Le secrétaire général de l’Union constitutionnelle (UC), Mohamed Sajid, a dressé un bilan bien morose de l’état des lieux de l’économie nationale. Lors de la troisième édition des «Jeudis de l’UC», celui-ci prédit un avenir encore plus sombre pour la croissance économique marocaine. Bien que la problématique ait des racines anciennes, le gouvernement y a également une part de responsabilité. Détails.

A quelques semaines des élections, l’UC débat du redressement économique du Royaume. La croissance étant passée de 7,5 à 1,5% il serait en effet plus qu’impératif de s’arrêter sur les racines de ce recul et de, si l’occasion s’y apprête, demander des comptes. Pour ce parti de l’opposition, si l’Etat a initié il y a des années de cela des projets structurants et des stratégies sectorielles à même de reluire la croissance nationale, cela n’aurait pas abouti pour cause de non cohérence et viabilité de leurs traductions sur le terrain. «Le manque de vision économique globale et intégrée de l’actuel gouvernement n’a fait qu’accentuer une situation de plus en plus insupportable pour nos opérateurs économiques, nos institutions et surtout pour nos concitoyens», peut-on lire sur un communiqué de l’UC.

C’est en s’appuyant sur des chiffres du Haut-Commissariat au Plan que l’ex-maire de la ville de Casablanca alerte sur une situation qu’il décrit comme «urgence économique».
«Les chiffres du chômage ne font que gonfler, les faillites de TPME, souvent vécues dans le silence, se multiplient à un rythme que nous n’avons plus vu depuis des années, de nombreuses industries ferment ou dans le meilleur des cas sombrent dans l’informel, la croissance des encours de crédits a chuté de 20% en moyenne entre 2005 et 2008 à 2,6% ces trois dernières années, l’économie souterraine et informelle continue à asphyxier le climat des affaires, et à faire sombrer nos concitoyens dans les affres de la précarité», regrette-t-il en s’adressant à son audience parmi laquelle on note la présence de Adil Douiri, PDG de Mutandis et ancien ministre du tourisme, ainsi que Hakim Marrakchi, vice-président de la CGEM.

Pour Sajid, en dépit de quelques indicateurs favorables au développement tel l’accroissement des IDE, les jours qui viennent ne seraient pas meilleurs. En tout cas, à moins que l’on «réinvente un modèle économique marocain». Par cela il entend l’adoption d’une logique économique globale et durable. Il faudrait de ce fait abandonner «la logique comptable court-termiste actuelle», avait-il insisté. Parmi les recommandations présentées lors de ce rendez-vous, l’on retient notamment la création des conditions règlementaires et législatives «nécessaires pour le renforcement des offres de financement du tissu des TPME qui représente 95% de l’économie marocaine». Parallèlement à cela, il y a lieu de se pencher, selon l’UC toujours, sur une refonte totale du code fiscal.
«Il importe d’en finir avec la logique des meurettes à la veille de chaque loi de Finances», note la même source tout en appelant à l’élaboration d’un nouveau code du travail, adapté aux réalités sociales et économiques du pays et d’appliquer un modèle de croissance inclusif, aussi bien pour les populations les plus fragiles que pour l’ensemble des régions.
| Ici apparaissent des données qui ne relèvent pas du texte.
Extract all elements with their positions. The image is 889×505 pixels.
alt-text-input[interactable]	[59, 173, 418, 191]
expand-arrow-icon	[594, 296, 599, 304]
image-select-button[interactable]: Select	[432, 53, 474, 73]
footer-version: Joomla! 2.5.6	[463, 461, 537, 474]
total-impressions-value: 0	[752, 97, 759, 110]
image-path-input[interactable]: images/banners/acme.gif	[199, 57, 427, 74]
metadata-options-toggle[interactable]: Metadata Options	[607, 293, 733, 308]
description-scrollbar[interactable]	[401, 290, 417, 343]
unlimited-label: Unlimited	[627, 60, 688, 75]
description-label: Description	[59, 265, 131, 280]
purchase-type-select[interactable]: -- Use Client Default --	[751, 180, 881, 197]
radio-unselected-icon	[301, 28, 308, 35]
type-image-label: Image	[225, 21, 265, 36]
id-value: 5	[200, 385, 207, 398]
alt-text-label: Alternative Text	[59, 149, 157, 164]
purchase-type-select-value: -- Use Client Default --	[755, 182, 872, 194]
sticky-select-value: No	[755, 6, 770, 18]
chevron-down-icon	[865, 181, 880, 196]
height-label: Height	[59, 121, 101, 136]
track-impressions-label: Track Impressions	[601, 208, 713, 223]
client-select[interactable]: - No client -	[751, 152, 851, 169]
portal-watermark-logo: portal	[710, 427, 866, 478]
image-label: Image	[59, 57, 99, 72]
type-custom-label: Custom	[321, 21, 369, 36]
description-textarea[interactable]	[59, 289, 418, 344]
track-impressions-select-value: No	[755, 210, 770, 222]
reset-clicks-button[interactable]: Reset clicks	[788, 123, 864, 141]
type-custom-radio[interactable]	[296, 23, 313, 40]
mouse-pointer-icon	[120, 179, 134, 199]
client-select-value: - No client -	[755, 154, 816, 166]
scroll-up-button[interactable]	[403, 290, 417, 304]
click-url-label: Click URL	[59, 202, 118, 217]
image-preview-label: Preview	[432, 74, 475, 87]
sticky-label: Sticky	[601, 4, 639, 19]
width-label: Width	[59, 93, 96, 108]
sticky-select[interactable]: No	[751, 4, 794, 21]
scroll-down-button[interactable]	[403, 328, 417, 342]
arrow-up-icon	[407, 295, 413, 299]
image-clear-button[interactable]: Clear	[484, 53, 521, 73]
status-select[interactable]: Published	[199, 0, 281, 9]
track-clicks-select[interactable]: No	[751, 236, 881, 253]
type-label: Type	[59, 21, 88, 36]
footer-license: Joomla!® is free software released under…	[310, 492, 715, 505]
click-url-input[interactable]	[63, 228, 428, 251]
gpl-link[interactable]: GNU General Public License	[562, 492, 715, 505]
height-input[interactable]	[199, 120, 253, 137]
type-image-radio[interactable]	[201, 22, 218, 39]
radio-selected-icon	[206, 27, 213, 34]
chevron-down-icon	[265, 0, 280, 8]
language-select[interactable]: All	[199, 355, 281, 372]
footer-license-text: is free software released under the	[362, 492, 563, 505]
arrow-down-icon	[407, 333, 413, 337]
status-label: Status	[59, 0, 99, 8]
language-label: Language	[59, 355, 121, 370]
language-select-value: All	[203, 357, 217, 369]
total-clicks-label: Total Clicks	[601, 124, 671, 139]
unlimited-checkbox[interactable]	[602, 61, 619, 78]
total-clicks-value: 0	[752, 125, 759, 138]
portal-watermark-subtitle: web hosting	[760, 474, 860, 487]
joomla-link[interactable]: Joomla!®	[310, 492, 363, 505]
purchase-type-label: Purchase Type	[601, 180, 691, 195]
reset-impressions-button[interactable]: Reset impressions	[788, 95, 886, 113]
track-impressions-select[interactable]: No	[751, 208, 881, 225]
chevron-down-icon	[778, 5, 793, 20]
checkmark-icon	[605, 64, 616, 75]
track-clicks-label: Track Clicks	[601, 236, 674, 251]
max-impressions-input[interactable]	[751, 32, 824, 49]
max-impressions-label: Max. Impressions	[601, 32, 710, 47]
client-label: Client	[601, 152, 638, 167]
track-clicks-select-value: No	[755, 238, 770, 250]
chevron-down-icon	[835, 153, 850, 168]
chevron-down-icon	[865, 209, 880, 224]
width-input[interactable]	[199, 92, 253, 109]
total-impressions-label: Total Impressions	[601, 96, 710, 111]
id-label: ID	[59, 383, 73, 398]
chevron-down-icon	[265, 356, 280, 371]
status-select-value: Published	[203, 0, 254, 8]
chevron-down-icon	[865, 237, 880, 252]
Pour conclure, le secrétaire général de l’UC n’a pas manqué d’appeler chaque partie à agir «au-delà de toute contingence politique ou électorale» et de réfléchir autour de cette situation. Pour lui, les Marocains vivraient dans la peur. Ils «ont de plus en plus peur pour leurs économies, pour leur emploi et pour leur pouvoir d’achat (…) La peur est source de tensions sociales, et représente de fait la principale menace qui pèse aujourd’hui sur notre économie et notre pays», avait-il déclaré.